Afrique du Sud
La popularité du président sud-africain est en chute libre: mauvaise gestion, corruption et division raciale. Il a essayé jeudi de se rattraper devant le parlement

Les députés du parti des Combattants pour la liberté économique (EFF) de Julius Malema ont à nouveau plongé le parlement dans le chaos jeudi soir, en interrompant et en injuriant Jacob Zuma pendant son «discours devant la nation». Comme l’an dernier, ils ont été expulsés de l’hémicycle mais, cette fois, sans opposer de résistance.
L’an dernier, les députés de l’EFF avaient scandé Pay back the money (Remboursez l’argent). Ils demandaient au président de rembourser une partie des 14 millions de francs dépensés en 2009 pour sécuriser sa résidence privée de Nkandla (Kwazulu-Natal): Jacob Zuma en avait profité pour se faire construire une piscine, une salle de réception et des enclos à bétail. Mardi, après des années d’obstruction, le chef de l’Etat a finalement capitulé devant la Cour constitutionnelle, saisie par Julius Malema.

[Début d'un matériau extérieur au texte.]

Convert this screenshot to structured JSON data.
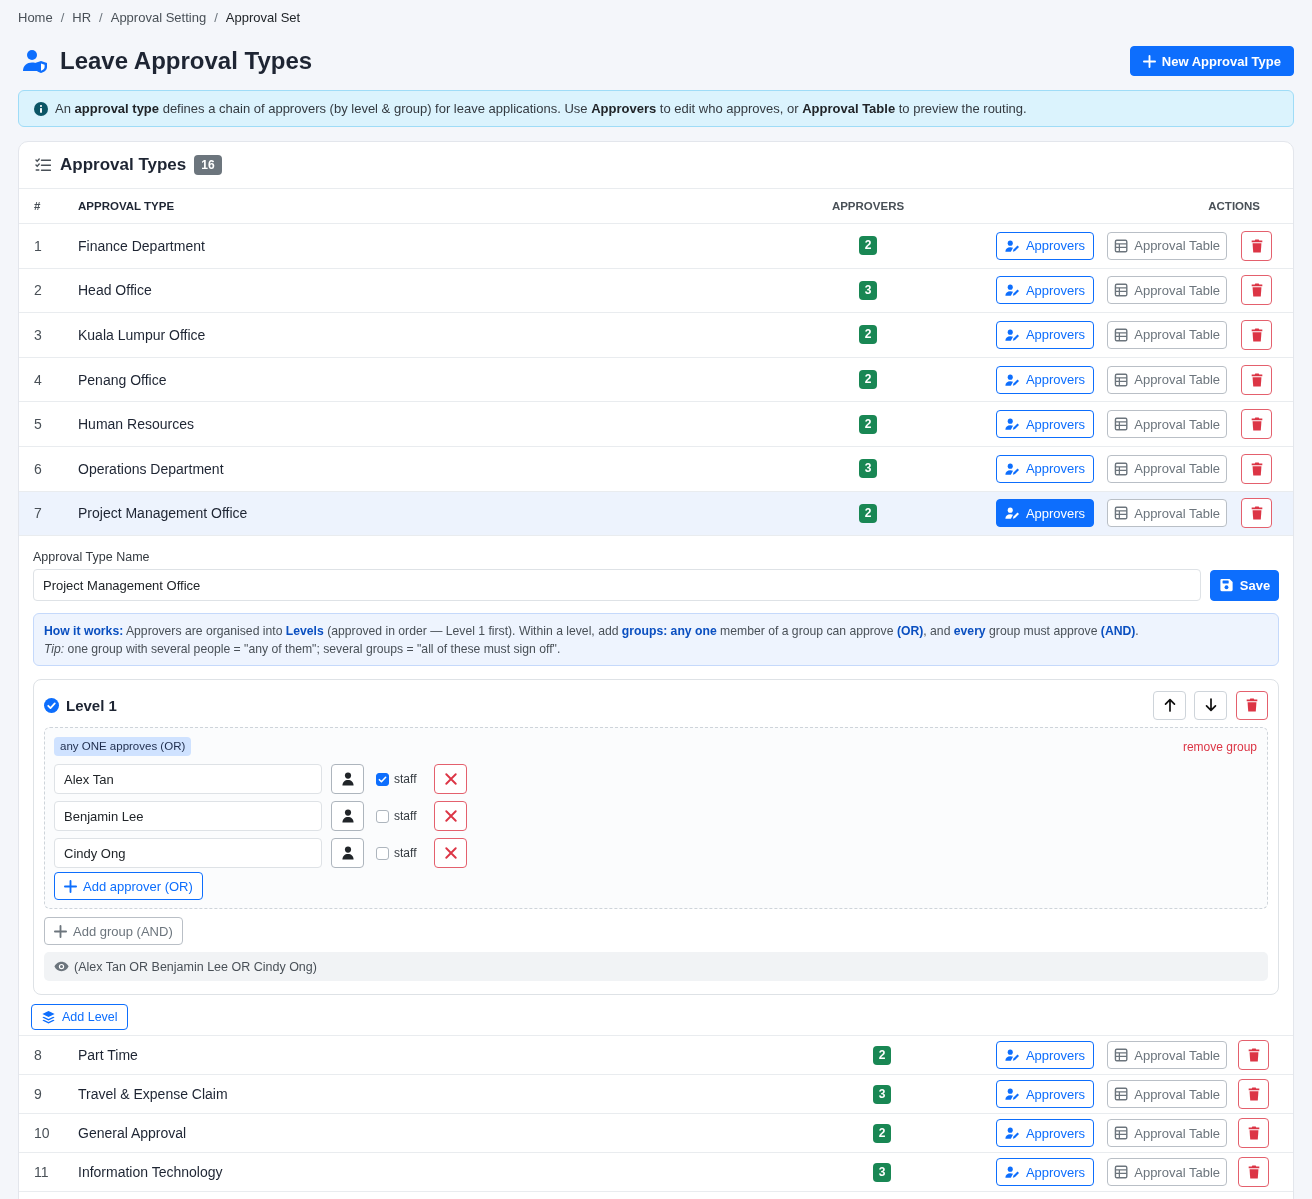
{
  "breadcrumb": {
    "items": [
      "Home",
      "HR",
      "Approval Setting",
      "Approval Set"
    ],
    "separators": [
      "/",
      "/",
      "/"
    ]
  },
  "header": {
    "title": "Leave Approval Types",
    "new_button": "New Approval Type"
  },
  "info_alert": "An **approval type** defines a chain of approvers (by level & group) for leave applications. Use **Approvers** to edit who approves, or **Approval Table** to preview the routing.",
  "card": {
    "title": "Approval Types",
    "count": "16"
  },
  "table": {
    "columns": [
      "#",
      "APPROVAL TYPE",
      "APPROVERS",
      "ACTIONS"
    ],
    "rows": [
      {
        "number": "1",
        "name": "Finance Department",
        "approvers": "2",
        "approvers_button": "Approvers",
        "table_button": "Approval Table",
        "selected": false
      },
      {
        "number": "2",
        "name": "Head Office",
        "approvers": "3",
        "approvers_button": "Approvers",
        "table_button": "Approval Table",
        "selected": false
      },
      {
        "number": "3",
        "name": "Kuala Lumpur Office",
        "approvers": "2",
        "approvers_button": "Approvers",
        "table_button": "Approval Table",
        "selected": false
      },
      {
        "number": "4",
        "name": "Penang Office",
        "approvers": "2",
        "approvers_button": "Approvers",
        "table_button": "Approval Table",
        "selected": false
      },
      {
        "number": "5",
        "name": "Human Resources",
        "approvers": "2",
        "approvers_button": "Approvers",
        "table_button": "Approval Table",
        "selected": false
      },
      {
        "number": "6",
        "name": "Operations Department",
        "approvers": "3",
        "approvers_button": "Approvers",
        "table_button": "Approval Table",
        "selected": false
      },
      {
        "number": "7",
        "name": "Project Management Office",
        "approvers": "2",
        "approvers_button": "Approvers",
        "table_button": "Approval Table",
        "selected": true
      },
      {
        "number": "8",
        "name": "Part Time",
        "approvers": "2",
        "approvers_button": "Approvers",
        "table_button": "Approval Table",
        "selected": false
      },
      {
        "number": "9",
        "name": "Travel & Expense Claim",
        "approvers": "3",
        "approvers_button": "Approvers",
        "table_button": "Approval Table",
        "selected": false
      },
      {
        "number": "10",
        "name": "General Approval",
        "approvers": "2",
        "approvers_button": "Approvers",
        "table_button": "Approval Table",
        "selected": false
      },
      {
        "number": "11",
        "name": "Information Technology",
        "approvers": "3",
        "approvers_button": "Approvers",
        "table_button": "Approval Table",
        "selected": false
      }
    ]
  },
  "editor": {
    "name_label": "Approval Type Name",
    "name_value": "Project Management Office",
    "save_button": "Save",
    "how_it_works": "**How it works:** Approvers are organised into **Levels** (approved in order — Level 1 first). Within a level, add **groups: any one** member of a group can approve **(OR)**, and **every** group must approve **(AND)**.",
    "tip": "*Tip:* one group with several people = \"any of them\"; several groups = \"all of these must sign off\".",
    "levels": [
      {
        "title": "Level 1",
        "groups": [
          {
            "rule": "any ONE approves (OR)",
            "remove_link": "remove group",
            "approvers": [
              {
                "name": "Alex Tan",
                "checked": true,
                "checkbox_label": "staff"
              },
              {
                "name": "Benjamin Lee",
                "checked": false,
                "checkbox_label": "staff"
              },
              {
                "name": "Cindy Ong",
                "checked": false,
                "checkbox_label": "staff"
              }
            ],
            "add_approver_button": "Add approver (OR)"
          }
        ],
        "add_group_button": "Add group (AND)",
        "preview": "(Alex Tan OR Benjamin Lee OR Cindy Ong)"
      }
    ],
    "add_level_button": "Add Level"
  }
}
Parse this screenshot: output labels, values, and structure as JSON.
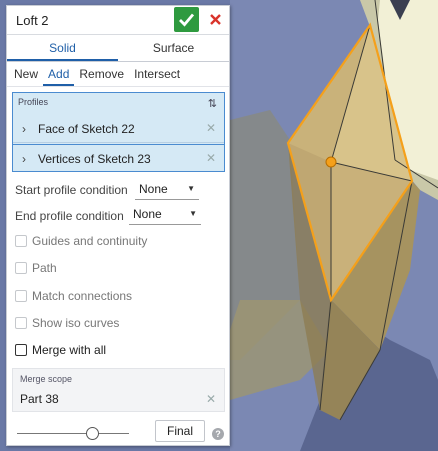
{
  "feature_dialog": {
    "title": "Loft 2",
    "ok_icon": "check-icon",
    "cancel_icon": "close-icon",
    "mode_tabs": [
      {
        "label": "Solid",
        "selected": true
      },
      {
        "label": "Surface",
        "selected": false
      }
    ],
    "operations": [
      {
        "label": "New",
        "selected": false
      },
      {
        "label": "Add",
        "selected": true
      },
      {
        "label": "Remove",
        "selected": false
      },
      {
        "label": "Intersect",
        "selected": false
      }
    ],
    "profiles": {
      "label": "Profiles",
      "items": [
        {
          "label": "Face of Sketch 22"
        },
        {
          "label": "Vertices of Sketch 23"
        }
      ]
    },
    "start_condition": {
      "label": "Start profile condition",
      "value": "None"
    },
    "end_condition": {
      "label": "End profile condition",
      "value": "None"
    },
    "options": [
      {
        "label": "Guides and continuity",
        "checked": false,
        "enabled": false
      },
      {
        "label": "Path",
        "checked": false,
        "enabled": false
      },
      {
        "label": "Match connections",
        "checked": false,
        "enabled": false
      },
      {
        "label": "Show iso curves",
        "checked": false,
        "enabled": false
      },
      {
        "label": "Merge with all",
        "checked": false,
        "enabled": true
      }
    ],
    "merge_scope": {
      "label": "Merge scope",
      "value": "Part 38"
    },
    "final_button": "Final",
    "help": "?",
    "rollback_slider": {
      "position": 0.67
    }
  },
  "colors": {
    "accent": "#1f5fa8",
    "ok_green": "#2e9a3f",
    "cancel_red": "#d9332b",
    "selection_bg": "#d5e9f5",
    "highlight_orange": "#f5a01a",
    "viewport_bg": "#6a79a6"
  }
}
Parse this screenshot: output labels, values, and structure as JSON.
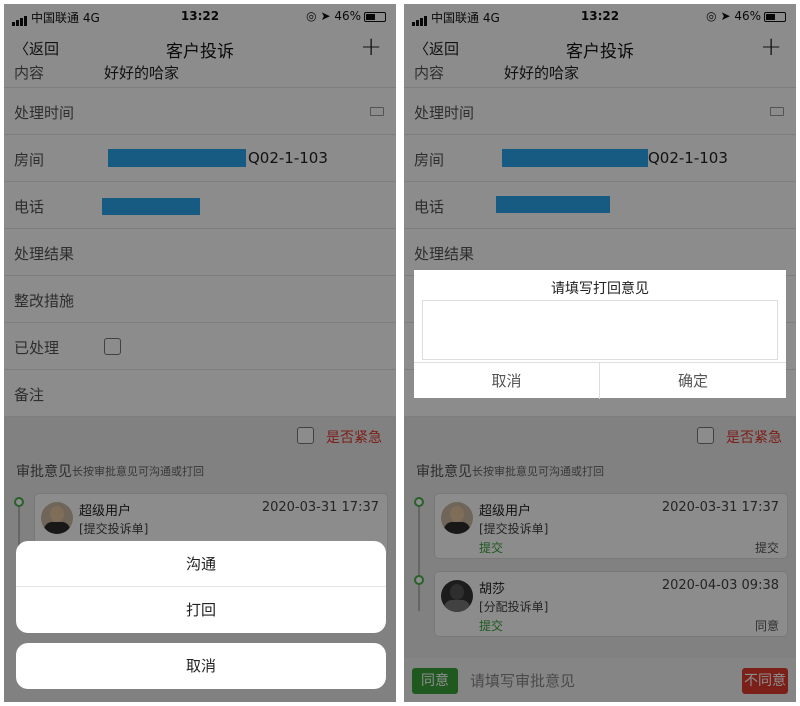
{
  "status": {
    "carrier": "中国联通",
    "network": "4G",
    "time": "13:22",
    "battery": "46%"
  },
  "nav": {
    "back_label": "返回",
    "title": "客户投诉",
    "plus": "+"
  },
  "form": {
    "content_label": "内容",
    "content_value": "好好的哈家",
    "time_label": "处理时间",
    "room_label": "房间",
    "room_value": "Q02-1-103",
    "phone_label": "电话",
    "result_label": "处理结果",
    "measure_label": "整改措施",
    "handled_label": "已处理",
    "remark_label": "备注"
  },
  "urgent_label": "是否紧急",
  "approval": {
    "title": "审批意见",
    "hint": "长按审批意见可沟通或打回"
  },
  "records": [
    {
      "name": "超级用户",
      "date": "2020-03-31 17:37",
      "type": "[提交投诉单]",
      "status": "提交",
      "action": "提交"
    },
    {
      "name": "胡莎",
      "date": "2020-04-03 09:38",
      "type": "[分配投诉单]",
      "status": "提交",
      "action": "同意"
    }
  ],
  "action_sheet": {
    "communicate": "沟通",
    "reject": "打回",
    "cancel": "取消"
  },
  "dialog": {
    "title": "请填写打回意见",
    "cancel": "取消",
    "confirm": "确定"
  },
  "bottom": {
    "agree": "同意",
    "placeholder": "请填写审批意见",
    "disagree": "不同意"
  },
  "colors": {
    "urgent": "#e0392f",
    "agree": "#3aa33a",
    "redact": "#2aa7ef"
  }
}
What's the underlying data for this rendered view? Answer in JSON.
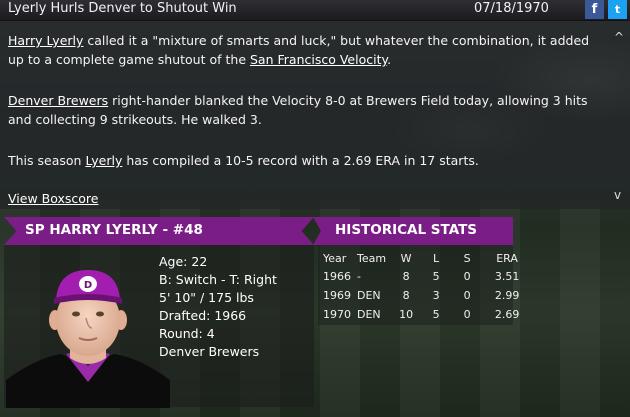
{
  "header": {
    "title": "Lyerly Hurls Denver to Shutout Win",
    "date": "07/18/1970",
    "facebook_icon": "f",
    "twitter_icon": "t"
  },
  "article": {
    "p1_link1": "Harry Lyerly",
    "p1_text1": " called it a \"mixture of smarts and luck,\" but whatever the combination, it added up to a complete game shutout of the ",
    "p1_link2": "San Francisco Velocity",
    "p1_text2": ".",
    "p2_link1": "Denver Brewers",
    "p2_text1": " right-hander blanked the Velocity 8-0 at Brewers Field today, allowing 3 hits and collecting 9 strikeouts. He walked 3.",
    "p3_text1": "This season ",
    "p3_link1": "Lyerly",
    "p3_text2": " has compiled a 10-5 record with a 2.69 ERA in 17 starts.",
    "boxscore_link": "View Boxscore",
    "scroll_up": "^",
    "scroll_down": "v"
  },
  "player": {
    "banner": "SP HARRY LYERLY - #48",
    "age": "Age: 22",
    "bats_throws": "B: Switch - T: Right",
    "height_weight": "5' 10\" / 175 lbs",
    "drafted": "Drafted: 1966",
    "round": "Round: 4",
    "team": "Denver Brewers",
    "cap_color": "#a21db0"
  },
  "history": {
    "banner": "HISTORICAL STATS",
    "headers": [
      "Year",
      "Team",
      "W",
      "L",
      "S",
      "ERA"
    ],
    "rows": [
      [
        "1966",
        "-",
        "8",
        "5",
        "0",
        "3.51"
      ],
      [
        "1969",
        "DEN",
        "8",
        "3",
        "0",
        "2.99"
      ],
      [
        "1970",
        "DEN",
        "10",
        "5",
        "0",
        "2.69"
      ]
    ]
  },
  "colors": {
    "accent": "#7b1d86",
    "facebook": "#3b5998",
    "twitter": "#1da1f2"
  }
}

Par la voix de son avocat, il a accepté de rembourser une partie des travaux, comme lui demandait depuis 2014 la courageuse médiatrice de la République: Thuli Madonsela avait été ostracisée par le Congrès national africain (ANC) pour avoir osé demander des comptes au président.
Hier, les députés de l’EFF ont trouvé un nouveau cheval de bataille. Ils ont sommé Jacob Zuma d’expliquer pourquoi il avait nommé Des Van Rooyen, un parfait inconnu, comme ministre des Finances. Le rand avait immédiatement plongé de 10% et le nouveau venu n’avait pas tenu cinq jours. La monnaie et l’économie sud-africaine ne se sont pas encore remises de ce faux pas. En sortant de l’hémicycle, les députés de l’EFF ont crié «Zupta doit tomber», allusion aux frères Gupta, originaires d’Inde: ces hommes d’affaires, associés à des enfants du président, ne se contentent pas de rafler des contrats. Ils influencent aussi des «décisions clés de l’Etat», selon le journal Business Day. Jusqu’au choix du ministre des Finances…
La popularité de Jacob Zuma est en chute libre. Selon un récent sondage «Afrobaromètre», 56% des Sud-Africains noirs désapprouvent sa politique. Face aux critiques de plus en plus fortes, même au sein de l’ANC, Jacob Zuma s’est longtemps réfugié dans le rire. «Ce n’est pas un jeu», titrait dimanche le journal City Press. Les déboires du président pourraient peser dans les urnes: l’ANC risque de perdre le contrôle d’une ou deux grandes villes (Port Elisabeth et Pretoria) lors de municipales en 2016. Le parti au pouvoir a allumé un contre-feu, en lançant une campagne pour dénoncer le racisme des Blancs. «Depuis quelques mois, le large pacte social postapartheid est menacé», déplore l’expert politique David Silke. La question est de savoir si le président peut retrouver une crédibilité.»
La dégradation de l’économie, aggravée par une grave sécheresse, pèse lourdement sur la majorité des Sud-Africains, très endettés. L’an dernier, les étudiants, incapables de payer les frais d’études universitaires très élevés, ont manifesté en masse, forçant le gouvernement à débloquer plus de 500 millions de francs pour calmer la fronde. On peut craindre d’autres mouvements de mécontentement, alors que le coût de la vie ne cesse d’augmenter.
Hier, le chef de l’Etat a annoncé des mesures d’économie au sein de l’administration et un plan pour revitaliser l’économie. Il semble avoir enfin mesuré la gravité de la situation. Mercredi, il a rencontré des entrepreneurs dans l’espoir de rétablir un climat de confiance, alors que les relations entre l’ANC et les milieux économiques sont au plus bas. Certains prédisent déjà que Jacob Zuma ne pourra aller jusqu’au bout de son second mandat en 2019. Même le solide réseau de patronage qu’il a mis en place ne pourra peut-être pas le sauver.